In Fouch, the court ruled that the plaintiff did not have to establish that he was exposed to a specific threshold level of silica necessary to induce silicosis because it was undisputed that the plaintiff developed silicosis, a disease “which by definition, results only from an overexposure to silica.” Id. at 5. “As…the only purpose of an exposure limit is to determine at what level a toxic chemical becomes dangerous, and the existence of an illness caused by exposure to the toxic chemical ‘renders moot the inquiry as to how many doses it takes to cause the disease.” Id. While the court was referring to silicosis in this case, the appellate court has made a similar statement about asbestosis. See Fulmore v. CSX Transp., Inc., 252 Ga.
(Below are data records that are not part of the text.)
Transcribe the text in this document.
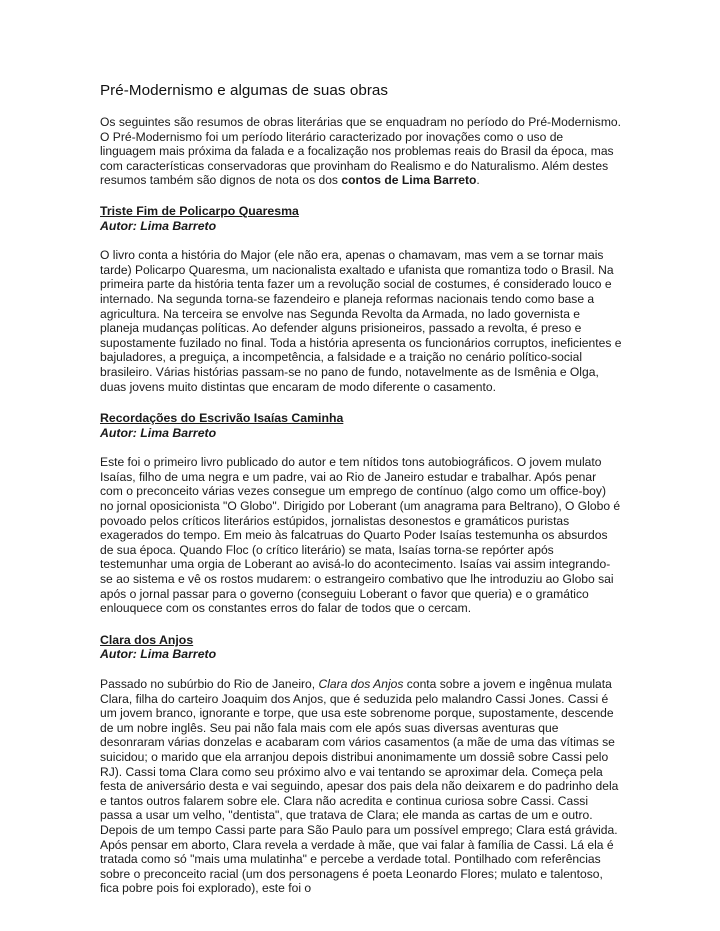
Pré-Modernismo e algumas de suas obras

Os seguintes são resumos de obras literárias que se enquadram no período do Pré-Modernismo. O Pré-Modernismo foi um período literário caracterizado por inovações como o uso de linguagem mais próxima da falada e a focalização nos problemas reais do Brasil da época, mas com características conservadoras que provinham do Realismo e do Naturalismo. Além destes resumos também são dignos de nota os dos contos de Lima Barreto.

Triste Fim de Policarpo Quaresma

Autor: Lima Barreto

O livro conta a história do Major (ele não era, apenas o chamavam, mas vem a se tornar mais tarde) Policarpo Quaresma, um nacionalista exaltado e ufanista que romantiza todo o Brasil. Na primeira parte da história tenta fazer um a revolução social de costumes, é considerado louco e internado. Na segunda torna-se fazendeiro e planeja reformas nacionais tendo como base a agricultura. Na terceira se envolve nas Segunda Revolta da Armada, no lado governista e planeja mudanças políticas. Ao defender alguns prisioneiros, passado a revolta, é preso e supostamente fuzilado no final. Toda a história apresenta os funcionários corruptos, ineficientes e bajuladores, a preguiça, a incompetência, a falsidade e a traição no cenário político-social brasileiro. Várias histórias passam-se no pano de fundo, notavelmente as de Ismênia e Olga, duas jovens muito distintas que encaram de modo diferente o casamento.

Recordações do Escrivão Isaías Caminha

Autor: Lima Barreto

Este foi o primeiro livro publicado do autor e tem nítidos tons autobiográficos. O jovem mulato Isaías, filho de uma negra e um padre, vai ao Rio de Janeiro estudar e trabalhar. Após penar com o preconceito várias vezes consegue um emprego de contínuo (algo como um office-boy) no jornal oposicionista "O Globo". Dirigido por Loberant (um anagrama para Beltrano), O Globo é povoado pelos críticos literários estúpidos, jornalistas desonestos e gramáticos puristas exagerados do tempo. Em meio às falcatruas do Quarto Poder Isaías testemunha os absurdos de sua época. Quando Floc (o crítico literário) se mata, Isaías torna-se repórter após testemunhar uma orgia de Loberant ao avisá-lo do acontecimento. Isaías vai assim integrando-se ao sistema e vê os rostos mudarem: o estrangeiro combativo que lhe introduziu ao Globo sai após o jornal passar para o governo (conseguiu Loberant o favor que queria) e o gramático enlouquece com os constantes erros do falar de todos que o cercam.

Clara dos Anjos

Autor: Lima Barreto

Passado no subúrbio do Rio de Janeiro, Clara dos Anjos conta sobre a jovem e ingênua mulata Clara, filha do carteiro Joaquim dos Anjos, que é seduzida pelo malandro Cassi Jones. Cassi é um jovem branco, ignorante e torpe, que usa este sobrenome porque, supostamente, descende de um nobre inglês. Seu pai não fala mais com ele após suas diversas aventuras que desonraram várias donzelas e acabaram com vários casamentos (a mãe de uma das vítimas se suicidou; o marido que ela arranjou depois distribui anonimamente um dossiê sobre Cassi pelo RJ). Cassi toma Clara como seu próximo alvo e vai tentando se aproximar dela. Começa pela festa de aniversário desta e vai seguindo, apesar dos pais dela não deixarem e do padrinho dela e tantos outros falarem sobre ele. Clara não acredita e continua curiosa sobre Cassi. Cassi passa a usar um velho, "dentista", que tratava de Clara; ele manda as cartas de um e outro. Depois de um tempo Cassi parte para São Paulo para um possível emprego; Clara está grávida. Após pensar em aborto, Clara revela a verdade à mãe, que vai falar à família de Cassi. Lá ela é tratada como só "mais uma mulatinha" e percebe a verdade total. Pontilhado com referências sobre o preconceito racial (um dos personagens é poeta Leonardo Flores; mulato e talentoso, fica pobre pois foi explorado), este foi o
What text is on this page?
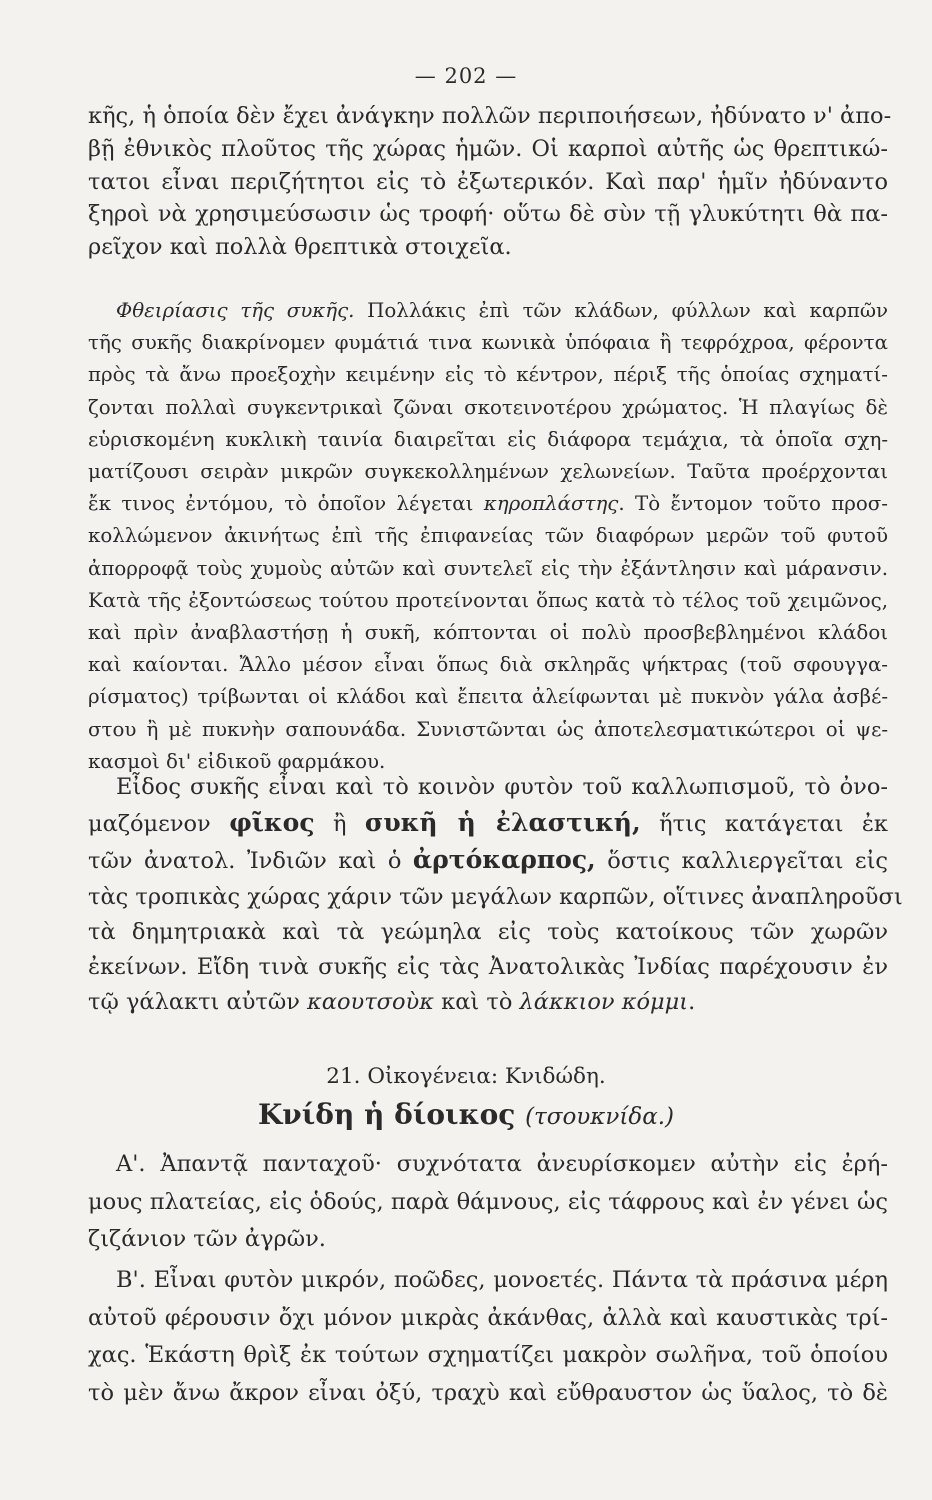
— 202 —
κῆς, ἡ ὁποία δὲν ἔχει ἀνάγκην πολλῶν περιποιήσεων, ἠδύνατο ν' ἀπο-
βῇ ἐθνικὸς πλοῦτος τῆς χώρας ἡμῶν. Οἱ καρποὶ αὐτῆς ὡς θρεπτικώ-
τατοι εἶναι περιζήτητοι εἰς τὸ ἐξωτερικόν. Καὶ παρ' ἡμῖν ἠδύναντο
ξηροὶ νὰ χρησιμεύσωσιν ὡς τροφή· οὕτω δὲ σὺν τῇ γλυκύτητι θὰ πα-
ρεῖχον καὶ πολλὰ θρεπτικὰ στοιχεῖα.
Φθειρίασις τῆς συκῆς. Πολλάκις ἐπὶ τῶν κλάδων, φύλλων καὶ καρπῶν
τῆς συκῆς διακρίνομεν φυμάτιά τινα κωνικὰ ὑπόφαια ἢ τεφρόχροα, φέροντα
πρὸς τὰ ἄνω προεξοχὴν κειμένην εἰς τὸ κέντρον, πέριξ τῆς ὁποίας σχηματί-
ζονται πολλαὶ συγκεντρικαὶ ζῶναι σκοτεινοτέρου χρώματος. Ἡ πλαγίως δὲ
εὑρισκομένη κυκλικὴ ταινία διαιρεῖται εἰς διάφορα τεμάχια, τὰ ὁποῖα σχη-
ματίζουσι σειρὰν μικρῶν συγκεκολλημένων χελωνείων. Ταῦτα προέρχονται
ἔκ τινος ἐντόμου, τὸ ὁποῖον λέγεται κηροπλάστης. Τὸ ἔντομον τοῦτο προσ-
κολλώμενον ἀκινήτως ἐπὶ τῆς ἐπιφανείας τῶν διαφόρων μερῶν τοῦ φυτοῦ
ἀπορροφᾷ τοὺς χυμοὺς αὐτῶν καὶ συντελεῖ εἰς τὴν ἐξάντλησιν καὶ μάρανσιν.
Κατὰ τῆς ἐξοντώσεως τούτου προτείνονται ὅπως κατὰ τὸ τέλος τοῦ χειμῶνος,
καὶ πρὶν ἀναβλαστήσῃ ἡ συκῆ, κόπτονται οἱ πολὺ προσβεβλημένοι κλάδοι
καὶ καίονται. Ἄλλο μέσον εἶναι ὅπως διὰ σκληρᾶς ψήκτρας (τοῦ σφουγγα-
ρίσματος) τρίβωνται οἱ κλάδοι καὶ ἔπειτα ἀλείφωνται μὲ πυκνὸν γάλα ἀσβέ-
στου ἢ μὲ πυκνὴν σαπουνάδα. Συνιστῶνται ὡς ἀποτελεσματικώτεροι οἱ ψε-
κασμοὶ δι' εἰδικοῦ φαρμάκου.
Εἶδος συκῆς εἶναι καὶ τὸ κοινὸν φυτὸν τοῦ καλλωπισμοῦ, τὸ ὀνο-
μαζόμενον φῖκος ἢ συκῆ ἡ ἐλαστική, ἥτις κατάγεται ἐκ
τῶν ἀνατολ. Ἰνδιῶν καὶ ὁ ἀρτόκαρπος, ὅστις καλλιεργεῖται εἰς
τὰς τροπικὰς χώρας χάριν τῶν μεγάλων καρπῶν, οἵτινες ἀναπληροῦσι
τὰ δημητριακὰ καὶ τὰ γεώμηλα εἰς τοὺς κατοίκους τῶν χωρῶν
ἐκείνων. Εἴδη τινὰ συκῆς εἰς τὰς Ἀνατολικὰς Ἰνδίας παρέχουσιν ἐν
τῷ γάλακτι αὐτῶν καουτσοὺκ καὶ τὸ λάκκιον κόμμι.
21. Οἰκογένεια: Κνιδώδη.
Κνίδη ἡ δίοικος (τσουκνίδα.)
Α'. Ἀπαντᾷ πανταχοῦ· συχνότατα ἀνευρίσκομεν αὐτὴν εἰς ἐρή-
μους πλατείας, εἰς ὁδούς, παρὰ θάμνους, εἰς τάφρους καὶ ἐν γένει ὡς
ζιζάνιον τῶν ἀγρῶν.
Β'. Εἶναι φυτὸν μικρόν, ποῶδες, μονοετές. Πάντα τὰ πράσινα μέρη
αὐτοῦ φέρουσιν ὄχι μόνον μικρὰς ἀκάνθας, ἀλλὰ καὶ καυστικὰς τρί-
χας. Ἑκάστη θρὶξ ἐκ τούτων σχηματίζει μακρὸν σωλῆνα, τοῦ ὁποίου
τὸ μὲν ἄνω ἄκρον εἶναι ὀξύ, τραχὺ καὶ εὔθραυστον ὡς ὕαλος, τὸ δὲ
App. 884, 892, 557 S.E.2d 64, 72 (2001) (“Where, as here, the cases undisputedly involve plaintiffs who have contracted asbestosis, which by definition, results only from an overexposure to asbestos, the proof of asbestosis conclusively establishes such overexposure. As the only purpose of the TLV is to determine at what level exposure to asbestos becomes dangerous, the existence of asbestosis renders moot the inquiry as to how many doses it takes to cause the disease. If that is not true, then the theory upon which the TLV is established is not true.”) (Notably, in Fulmore, the court specifically pointed out just prior that “[Fulmore was] a FELA case which has a more relaxed standard of proof of causation.” Fulmore, 252 Ga. App. at 892, 557 S.E.2d at 72 (2001).)

Also important to the outcome of Fouch was the fact that the expert opinions were not challenged. The plaintiff’s experts relied upon a study demonstrating that, given the respiratory equipment the plaintiff used, the plaintiff was overexposed to a toxic chemical at a level that exceeded permissible limits. Id. Because this established some evidence of specific causation, the appellate court found that the trial court erred in granting the defendants summary judgment on this issue. Id.

Moreover, it was also undisputed that the only acceptable respirator to be used in sandblasting, as dictated by federal regulations, was an air-supplied hood. Id. It was undisputed that the plaintiff did not wear the hood during his employment. Id.

Product manufacturers and suppliers can also rest assured that this case did not overrule or erode Butler v. Union Carbide Corp., 310 Ga. App. 21, 712 S.E.2d 537 (2011), an asbestos case in which the Court of Appeals court struck the “any exposure” theory relied upon by an expert in that case. However, the Fouch court did explain that in striking the “any exposure” theory relied upon by the expert in Butler, the Butler court did not go so far as to hold that a plaintiff must establish a specific amount of exposure to a toxic chemical in order to prove specific causation. Fouch, 2014 WL 1097951, at * 6.

The Court of Appeals also clarified a few points regarding the application of the learned intermediary rule in this context. In Fouch, the defendants argued that they did not have a duty to warn to warn the plaintiff or his employers of the dangers posed by sandblasting with their products because plaintiff’s employers were learned intermediaries. The court held that the application of this rule is not automatic. Rather, the trial court must engage in a balancing test to determine whether a manufacturer or supplier has discharged his duty to warn. Because the balancing test had not been undertaken in this case and because factual issues regarding the employers’ appreciation of the hazards of sandblasting remained, the trial court erred in granting the defendants’ motion for summary judgment on this ground as well.